Tokopedia ecosystem is powered by micro-services architecture using cutting-edge technologies. A plethora of web services are developed and deployed on daily basis enhancing the user’s experience.
Service Reload, thus, is an integral part of the deployment process and the smoother the process is, the easier is the life of the engineers. Over the years, multiple CI/CD tools have been developed to automate such deployment process and are adopted as per the requirements & expertise levels.
It is easier to attain the graceful reload of the HTTP services but the same is not true with NSQ consumers. The NSQ consumers stop as soon as they are reloaded and a new consumer spawns which then starts consuming the messages.
Now, the real question is:
Why do we need to perform the graceful shutdown of consumers? Aren’t the messages going to be handled by the newly spawned consumers?
The short answer is Yes but it does not have any impact only if the consumers are performing tasks that can be re-processed as per the business needs. However, it is not the case in most real-life situations. There are cases where the actions performed by the consumers need to be atomic or are scenarios where real-time processing is intended.
What to do?
System signals come to aid to achieve the graceful shutdown.
When the service reload command is triggered, the system sends SIGHUP signal to the workers/consumers. Consumers are listening to this signal and waits until the handlers have processed the message in-flight. However, the daemon starts another consumer as well with the reloaded configuration.

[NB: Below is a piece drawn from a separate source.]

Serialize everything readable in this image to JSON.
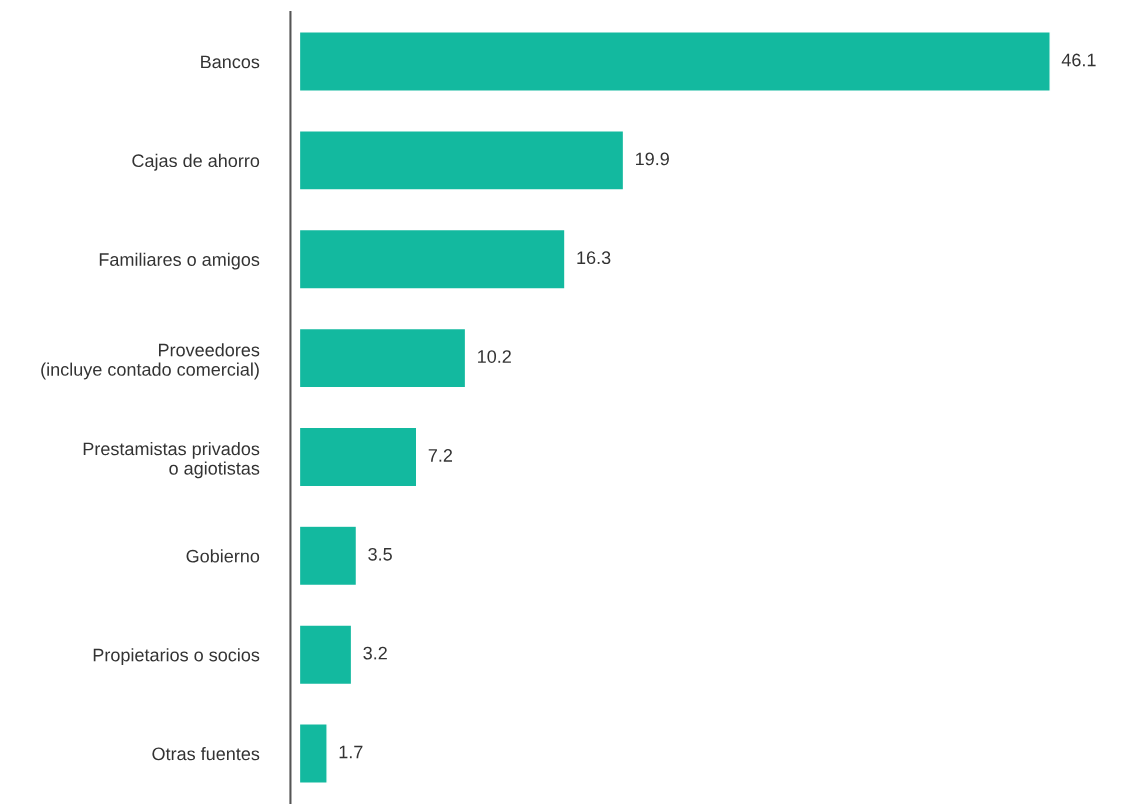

When the signal is received, consumers perform the following actions:
1. Request handlers to not process the new messages
2. Wait until all the concurrent handlers have completed their processing
3. Stop the Consumer Gracefully
The concurrent handlers are configured to maintain the global count of handlers processing the messages. DoProcess maintains the state to decide if the message received needs to be processed or re-queued.
When all the handlers are done processing their messages, a notification is sent to stop the consumer.
The above implementation helps to perform the Graceful Shutdown of the consumers but leads to another complexity. When the messages are re-queued to NSQd, they are moved to
Deffered state and wait until the consumer is stopped. They are not being instantly picked up by another consumer.
To resolve the sticky behavior,
MaxInFlight for the current consumer is configured to
0. This informs NSQd that the consumer is no more able to receive any new messages and the messages are consumed by other consumers.
This implementation helped us to reload the consumers and process the requests received from clients in real-time without impacting the user experience.
NSQ Consumers are the background jobs performing a plethora of jobs. This implementation helps to keep the sanity of the already running processes while loading the new binaries.